14.7 Intro to Statistical Thinking

In statistical thinking, we make judgments about an entire population based on a sample.

A random sample is one that is selected arbitrarily and without bias.
- The importance of randomness cannot be overemphasized.
- The larger the sample size, the more closely the sample properties approximate those of the population.
non-random samples are generated when there is bias in the selection process.
- Non random samples are useless because the sample is not representative of the population.
A simple random sample is one in which every individual in the population has the same probability of being selected
- To satisfy this requirement, the sampling method that is used must be free of bias with respect to the property being measured.

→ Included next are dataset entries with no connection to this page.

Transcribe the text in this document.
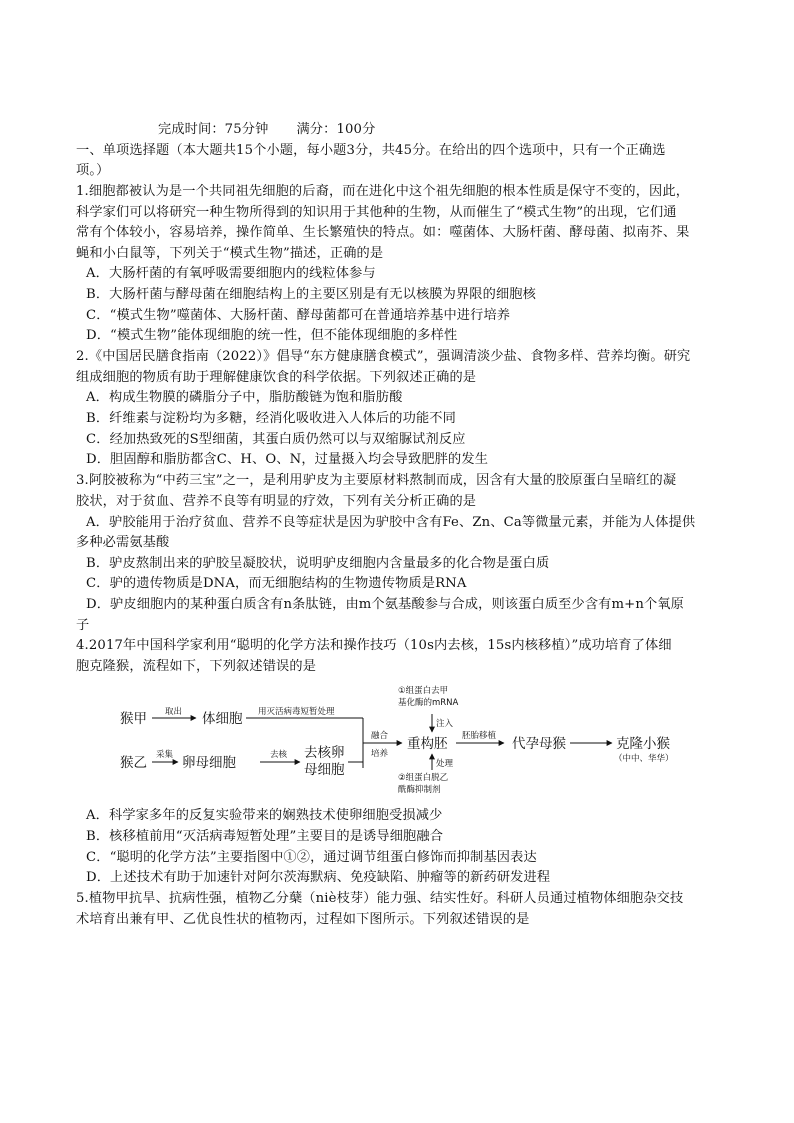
完成时间：75分钟 满分：100分
一、单项选择题（本大题共15个小题，每小题3分，共45分。在给出的四个选项中，只有一个正确选
项。）
1.细胞都被认为是一个共同祖先细胞的后裔，而在进化中这个祖先细胞的根本性质是保守不变的，因此，
科学家们可以将研究一种生物所得到的知识用于其他种的生物，从而催生了“模式生物”的出现，它们通
常有个体较小，容易培养，操作简单、生长繁殖快的特点。如：噬菌体、大肠杆菌、酵母菌、拟南芥、果
蝇和小白鼠等，下列关于“模式生物”描述，正确的是
A．大肠杆菌的有氧呼吸需要细胞内的线粒体参与
B．大肠杆菌与酵母菌在细胞结构上的主要区别是有无以核膜为界限的细胞核
C．“模式生物”噬菌体、大肠杆菌、酵母菌都可在普通培养基中进行培养
D．“模式生物”能体现细胞的统一性，但不能体现细胞的多样性
2.《中国居民膳食指南（2022）》倡导“东方健康膳食模式”，强调清淡少盐、食物多样、营养均衡。研究
组成细胞的物质有助于理解健康饮食的科学依据。下列叙述正确的是
A．构成生物膜的磷脂分子中，脂肪酸链为饱和脂肪酸
B．纤维素与淀粉均为多糖，经消化吸收进入人体后的功能不同
C．经加热致死的S型细菌，其蛋白质仍然可以与双缩脲试剂反应
D．胆固醇和脂肪都含C、H、O、N，过量摄入均会导致肥胖的发生
3.阿胶被称为“中药三宝”之一，是利用驴皮为主要原材料熬制而成，因含有大量的胶原蛋白呈暗红的凝
胶状，对于贫血、营养不良等有明显的疗效，下列有关分析正确的是
A．驴胶能用于治疗贫血、营养不良等症状是因为驴胶中含有Fe、Zn、Ca等微量元素，并能为人体提供
多种必需氨基酸
B．驴皮熬制出来的驴胶呈凝胶状，说明驴皮细胞内含量最多的化合物是蛋白质
C．驴的遗传物质是DNA，而无细胞结构的生物遗传物质是RNA
D．驴皮细胞内的某种蛋白质含有n条肽链，由m个氨基酸参与合成，则该蛋白质至少含有m+n个氧原
子
4.2017年中国科学家利用“聪明的化学方法和操作技巧（10s内去核，15s内核移植）”成功培育了体细
胞克隆猴，流程如下，下列叙述错误的是
猴甲 取出 体细胞 用灭活病毒短暂处理
猴乙 采集 卵母细胞	去核 去核卵
母细胞
融合
培养
①组蛋白去甲
基化酶的mRNA
注入
重构胚
处理
②组蛋白脱乙
酰酶抑制剂
胚胎移植 代孕母猴	克隆小猴
（中中、华华）
A．科学家多年的反复实验带来的娴熟技术使卵细胞受损减少
B．核移植前用“灭活病毒短暂处理”主要目的是诱导细胞融合
C．“聪明的化学方法”主要指图中①②，通过调节组蛋白修饰而抑制基因表达
D．上述技术有助于加速针对阿尔茨海默病、免疫缺陷、肿瘤等的新药研发进程
5.植物甲抗旱、抗病性强，植物乙分蘖（niè枝芽）能力强、结实性好。科研人员通过植物体细胞杂交技
术培育出兼有甲、乙优良性状的植物丙，过程如下图所示。下列叙述错误的是
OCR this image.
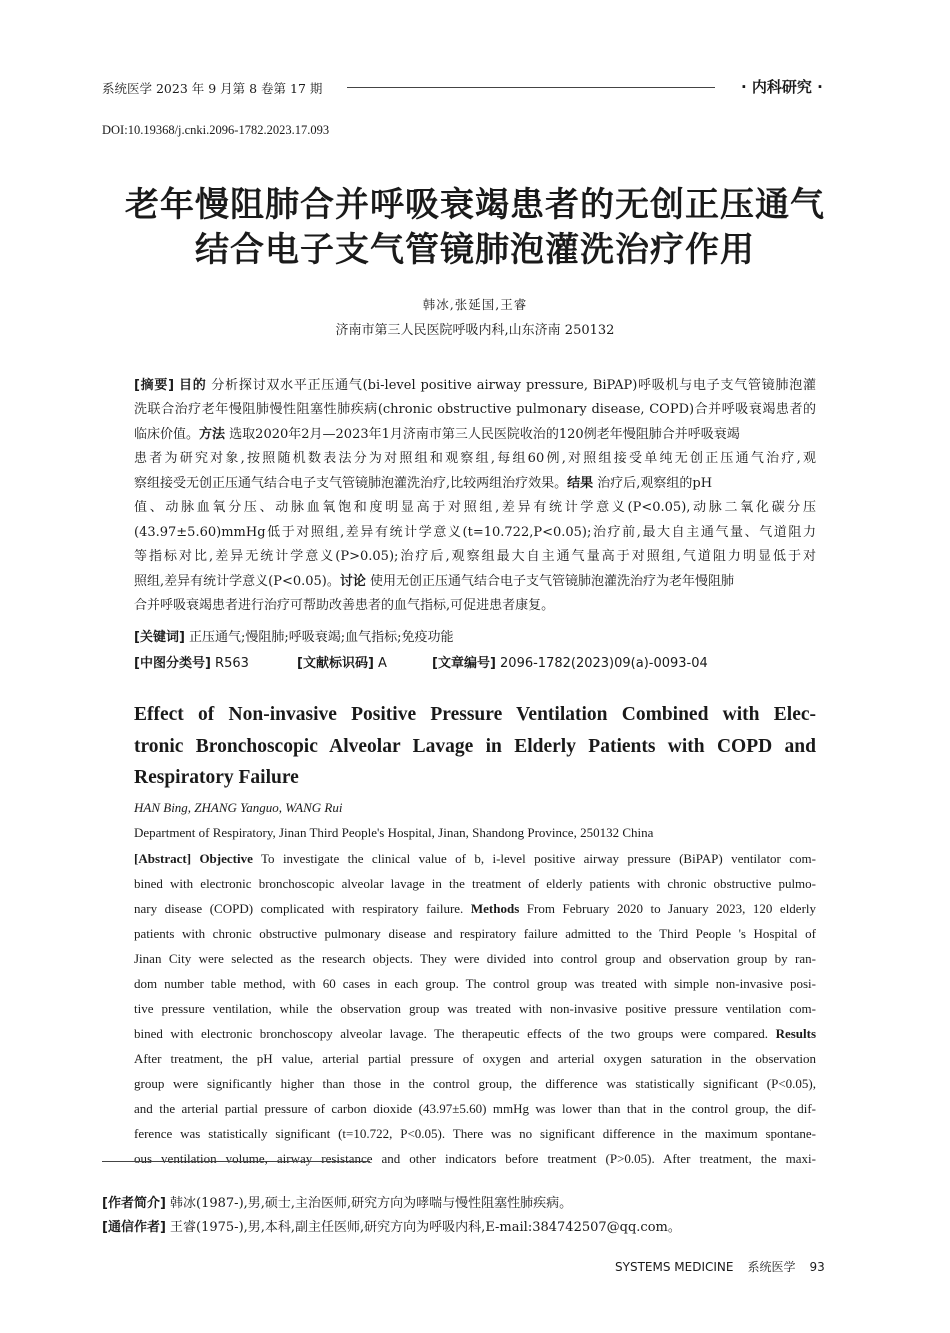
系统医学 2023 年 9 月第 8 卷第 17 期	· 内科研究 ·
DOI:10.19368/j.cnki.2096-1782.2023.17.093
老年慢阻肺合并呼吸衰竭患者的无创正压通气
结合电子支气管镜肺泡灌洗治疗作用
韩冰,张延国,王睿
济南市第三人民医院呼吸内科,山东济南 250132
[摘要] 目的 分析探讨双水平正压通气(bi-level positive airway pressure, BiPAP)呼吸机与电子支气管镜肺泡灌
洗联合治疗老年慢阻肺慢性阻塞性肺疾病(chronic obstructive pulmonary disease, COPD)合并呼吸衰竭患者的
临床价值。方法 选取2020年2月—2023年1月济南市第三人民医院收治的120例老年慢阻肺合并呼吸衰竭
患者为研究对象,按照随机数表法分为对照组和观察组,每组60例,对照组接受单纯无创正压通气治疗,观
察组接受无创正压通气结合电子支气管镜肺泡灌洗治疗,比较两组治疗效果。结果 治疗后,观察组的pH
值、动脉血氧分压、动脉血氧饱和度明显高于对照组,差异有统计学意义(P<0.05),动脉二氧化碳分压
(43.97±5.60)mmHg低于对照组,差异有统计学意义(t=10.722,P<0.05);治疗前,最大自主通气量、气道阻力
等指标对比,差异无统计学意义(P>0.05);治疗后,观察组最大自主通气量高于对照组,气道阻力明显低于对
照组,差异有统计学意义(P<0.05)。讨论 使用无创正压通气结合电子支气管镜肺泡灌洗治疗为老年慢阻肺
合并呼吸衰竭患者进行治疗可帮助改善患者的血气指标,可促进患者康复。
[关键词] 正压通气;慢阻肺;呼吸衰竭;血气指标;免疫功能
[中图分类号] R563	[文献标识码] A	[文章编号] 2096-1782(2023)09(a)-0093-04
Effect of Non-invasive Positive Pressure Ventilation Combined with Elec-
tronic Bronchoscopic Alveolar Lavage in Elderly Patients with COPD and
Respiratory Failure
HAN Bing, ZHANG Yanguo, WANG Rui
Department of Respiratory, Jinan Third People's Hospital, Jinan, Shandong Province, 250132 China
[Abstract] Objective To investigate the clinical value of b, i-level positive airway pressure (BiPAP) ventilator com-
bined with electronic bronchoscopic alveolar lavage in the treatment of elderly patients with chronic obstructive pulmo-
nary disease (COPD) complicated with respiratory failure. Methods From February 2020 to January 2023, 120 elderly
patients with chronic obstructive pulmonary disease and respiratory failure admitted to the Third People 's Hospital of
Jinan City were selected as the research objects. They were divided into control group and observation group by ran-
dom number table method, with 60 cases in each group. The control group was treated with simple non-invasive posi-
tive pressure ventilation, while the observation group was treated with non-invasive positive pressure ventilation com-
bined with electronic bronchoscopy alveolar lavage. The therapeutic effects of the two groups were compared. Results
After treatment, the pH value, arterial partial pressure of oxygen and arterial oxygen saturation in the observation
group were significantly higher than those in the control group, the difference was statistically significant (P<0.05),
and the arterial partial pressure of carbon dioxide (43.97±5.60) mmHg was lower than that in the control group, the dif-
ference was statistically significant (t=10.722, P<0.05). There was no significant difference in the maximum spontane-
ous ventilation volume, airway resistance and other indicators before treatment (P>0.05). After treatment, the maxi-
[作者简介] 韩冰(1987-),男,硕士,主治医师,研究方向为哮喘与慢性阻塞性肺疾病。
[通信作者] 王睿(1975-),男,本科,副主任医师,研究方向为呼吸内科,E-mail:384742507@qq.com。
SYSTEMS MEDICINE 系统医学 93
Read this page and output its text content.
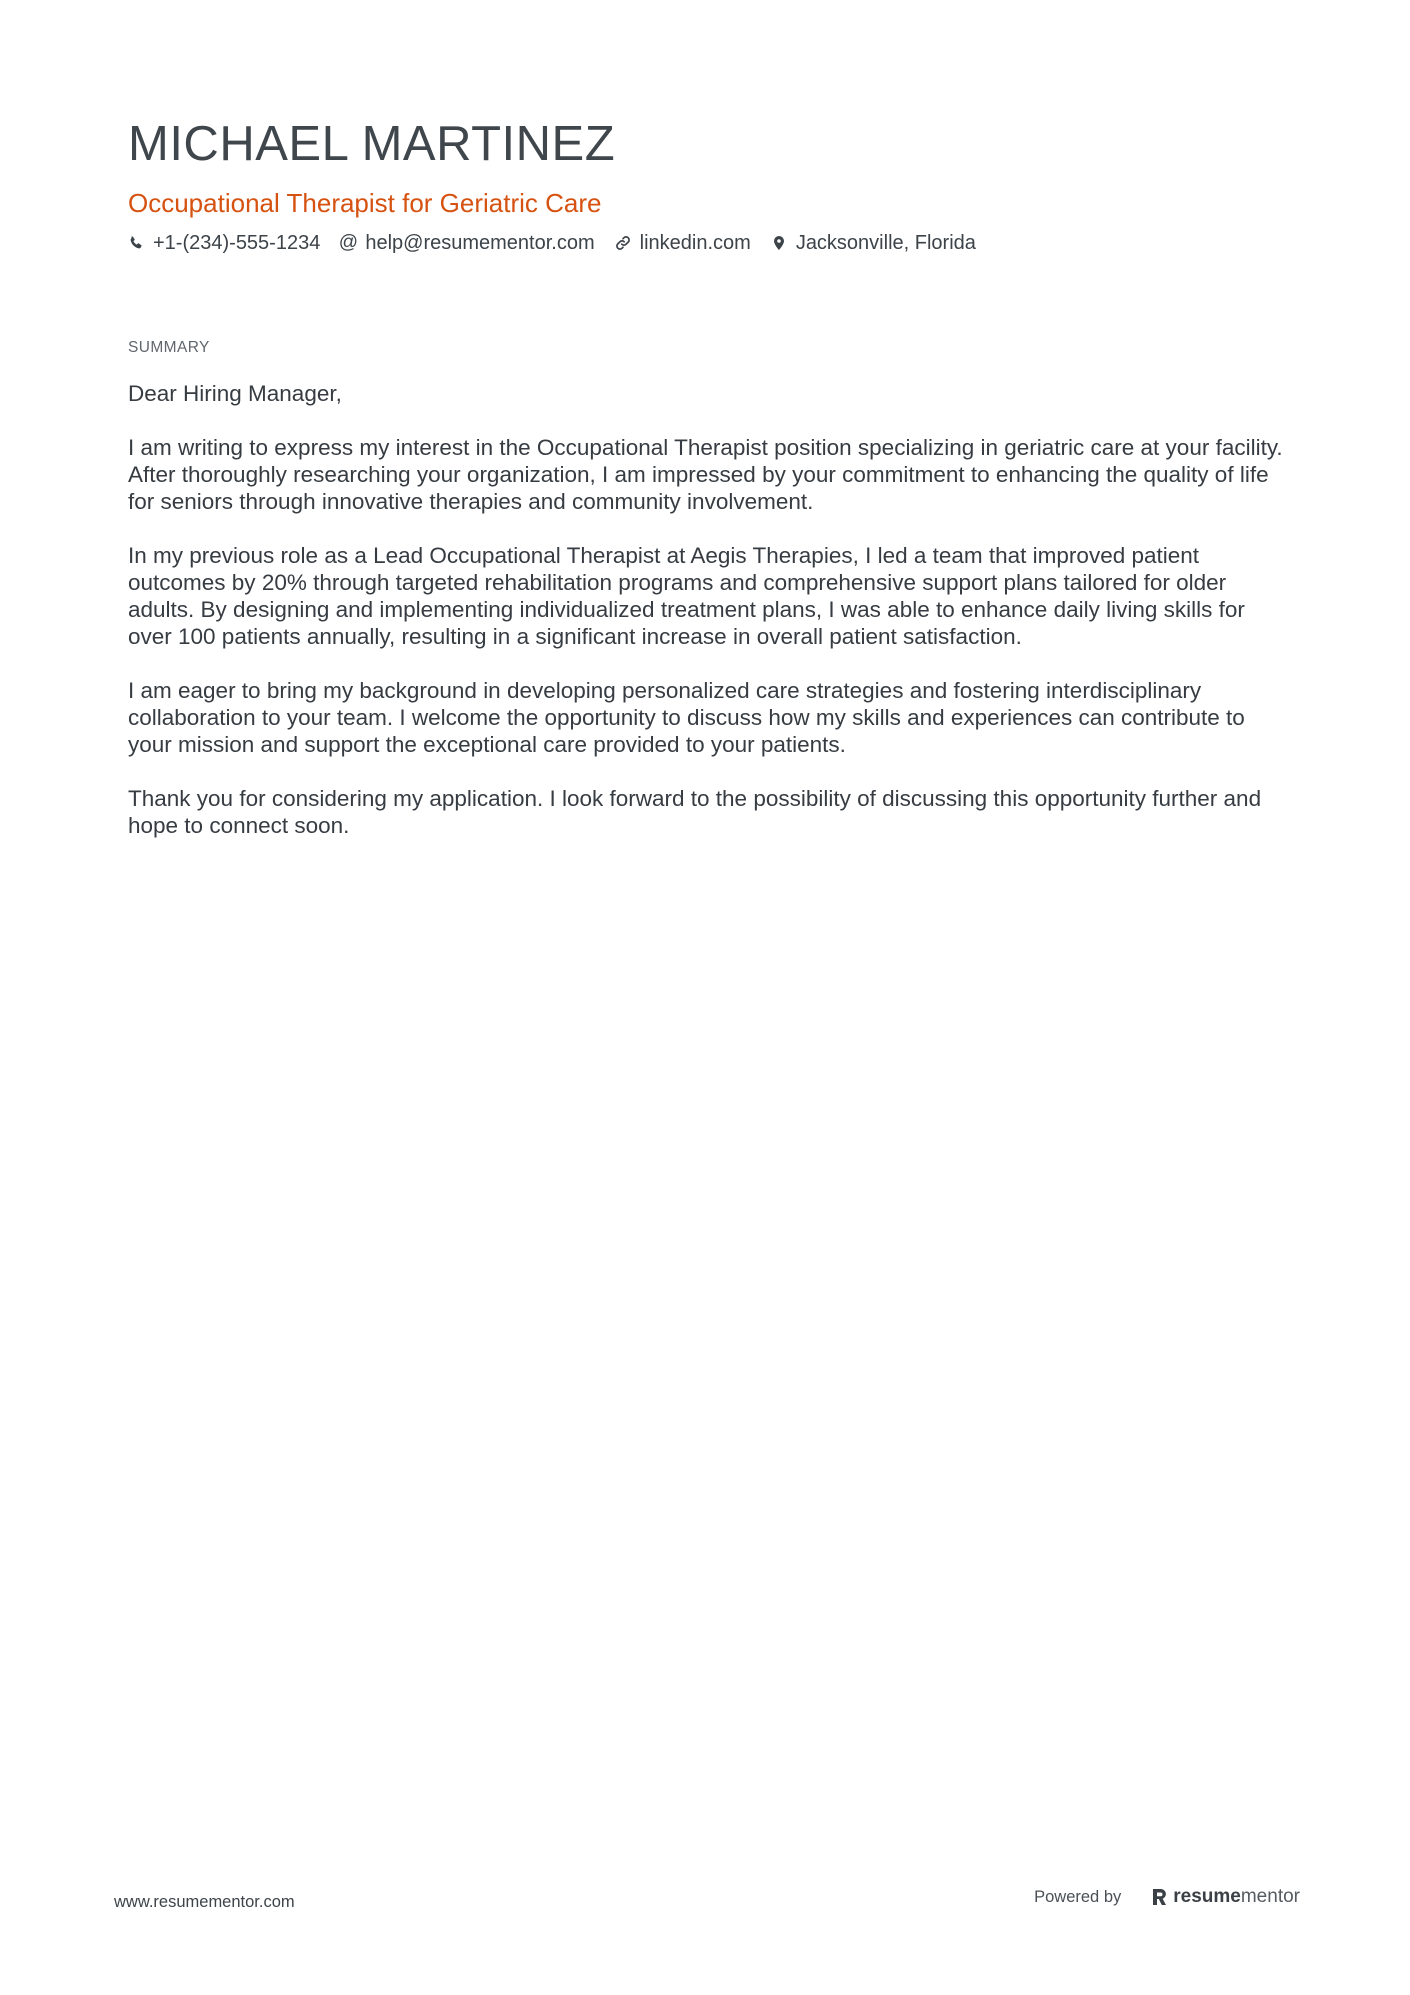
MICHAEL MARTINEZ
Occupational Therapist for Geriatric Care
+1-(234)-555-1234 @ help@resumementor.com linkedin.com Jacksonville, Florida
SUMMARY

Dear Hiring Manager,

I am writing to express my interest in the Occupational Therapist position specializing in geriatric care at your facility. After thoroughly researching your organization, I am impressed by your commitment to enhancing the quality of life for seniors through innovative therapies and community involvement.

In my previous role as a Lead Occupational Therapist at Aegis Therapies, I led a team that improved patient outcomes by 20% through targeted rehabilitation programs and comprehensive support plans tailored for older adults. By designing and implementing individualized treatment plans, I was able to enhance daily living skills for over 100 patients annually, resulting in a significant increase in overall patient satisfaction.

I am eager to bring my background in developing personalized care strategies and fostering interdisciplinary collaboration to your team. I welcome the opportunity to discuss how my skills and experiences can contribute to your mission and support the exceptional care provided to your patients.

Thank you for considering my application. I look forward to the possibility of discussing this opportunity further and hope to connect soon.

www.resumementor.com	Powered by	resume mentor
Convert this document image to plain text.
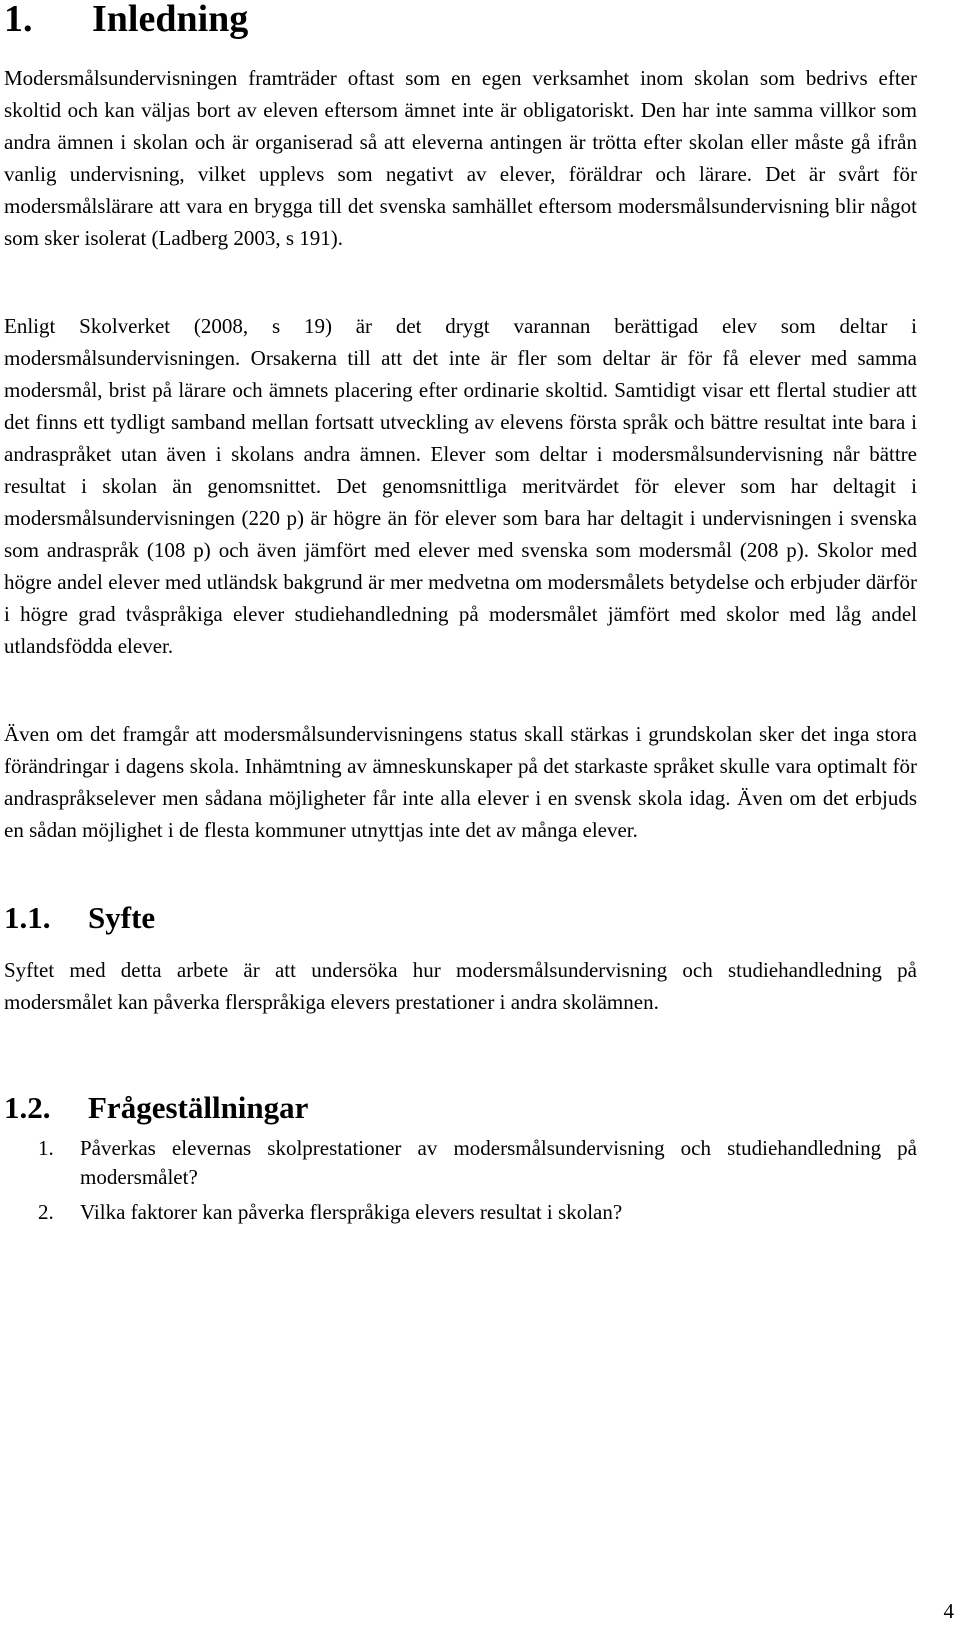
1. Inledning

Modersmålsundervisningen framträder oftast som en egen verksamhet inom skolan som bedrivs efter skoltid och kan väljas bort av eleven eftersom ämnet inte är obligatoriskt. Den har inte samma villkor som andra ämnen i skolan och är organiserad så att eleverna antingen är trötta efter skolan eller måste gå ifrån vanlig undervisning, vilket upplevs som negativt av elever, föräldrar och lärare. Det är svårt för modersmålslärare att vara en brygga till det svenska samhället eftersom modersmålsundervisning blir något som sker isolerat (Ladberg 2003, s 191).

Enligt Skolverket (2008, s 19) är det drygt varannan berättigad elev som deltar i modersmålsundervisningen. Orsakerna till att det inte är fler som deltar är för få elever med samma modersmål, brist på lärare och ämnets placering efter ordinarie skoltid. Samtidigt visar ett flertal studier att det finns ett tydligt samband mellan fortsatt utveckling av elevens första språk och bättre resultat inte bara i andraspråket utan även i skolans andra ämnen. Elever som deltar i modersmålsundervisning når bättre resultat i skolan än genomsnittet. Det genomsnittliga meritvärdet för elever som har deltagit i modersmålsundervisningen (220 p) är högre än för elever som bara har deltagit i undervisningen i svenska som andraspråk (108 p) och även jämfört med elever med svenska som modersmål (208 p). Skolor med högre andel elever med utländsk bakgrund är mer medvetna om modersmålets betydelse och erbjuder därför i högre grad tvåspråkiga elever studiehandledning på modersmålet jämfört med skolor med låg andel utlandsfödda elever.

Även om det framgår att modersmålsundervisningens status skall stärkas i grundskolan sker det inga stora förändringar i dagens skola. Inhämtning av ämneskunskaper på det starkaste språket skulle vara optimalt för andraspråkselever men sådana möjligheter får inte alla elever i en svensk skola idag. Även om det erbjuds en sådan möjlighet i de flesta kommuner utnyttjas inte det av många elever.

1.1. Syfte

Syftet med detta arbete är att undersöka hur modersmålsundervisning och studiehandledning på modersmålet kan påverka flerspråkiga elevers prestationer i andra skolämnen.

1.2. Frågeställningar
1. Påverkas elevernas skolprestationer av modersmålsundervisning och studiehandledning på modersmålet?
2. Vilka faktorer kan påverka flerspråkiga elevers resultat i skolan?
4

Under coverage bias (or exclusion bias), in which part of the population is excluded from the sampling process
Response bias, in which the wording of a questionnaire is not neutral but rather suggest or provokes a particular response
Nonresponse bias, in which individuals with a common characteristic are unwilling (or neglect) to respond to a questionnaire. (Notice that this is not the opposite of response bias)
Self-selection bias (or voluntary response bias), in which individuals select themselves (or volunteer) for the sample

Convenience sampling is where individuals are sampled only because they are nearby or easily accessible

%%Design of Experiments%%

Extraneous or unintended variables that systematically affect the property being studied are called confounding variables.
- Such variables are said to confound (or mix up) the results of the study.
- To eliminate or vastly reduce the effects of confounding variables, researchers often conduct experiments so that such variables can be controlled.
In an experimental study, two groups are selected: a treatment group (in which individuals are given a treatment) and a control group (in which individuals are not given the treatment).
- The individuals in the experiment are called subjects (or experimental units).
- The goal is to measure the response of the subjects to the treatment
A common confounding factor is the placebo effect, in which patients who think they are receiving a medication report an improvement (perceived or actual)
- Even though the “treatment” they received was a placebo—a simulated or false treatment (sometimes called a “sugar pill”).

Statistical conclusions are based on probability and are always accompanied by a confidence level.
- The 95% confidence level means that there is less than a 5% chance (or 0.05 probability) that the result obtained from the sample could be obtained by chance alone.
- In the popular press, poll results are accompanied by a margin of error.
At 95% confidence level, the margin of error d and the sample size n are related by the formula d=(1.96)/2√ n

Two-variable data measures two properties of each individual.
- Two-variable data can be graphed in a coordinate plane, resulting in a scatter plot.
Analyzing such data mathematically by finding the line that best fits the data is called finding the the regression line.
Associated with the regression line is a correlation coefficient, which is a mathematical measure of how well the data fit along the regression line, or how well the two variables are correlated.
- The correlation coefficient r is between -1 and 1. If r is close to zero, the variables have little correlation.
- The closer r is to 1 or -1, the closer the data points are to the regression line.
In statistics, a question of interest when studying two-variable data is whether or not the correlation is statistically significant.
what is the probability that the correlation in the sample is due to chance alone?
- If the sample consists of only three individuals, even a strong correlation coefficient may not be significant.
- For a large sample, a small correlation coefficient may be significant.
- This is because if there is no correlation at all in the population, it’s very unlikely that a large random sample would produce data that have a linear trend
- whereas a small sample is more likely to produce correlated data by chance alone (this is why a large sample size is VERY important).

Correlation is not always causation.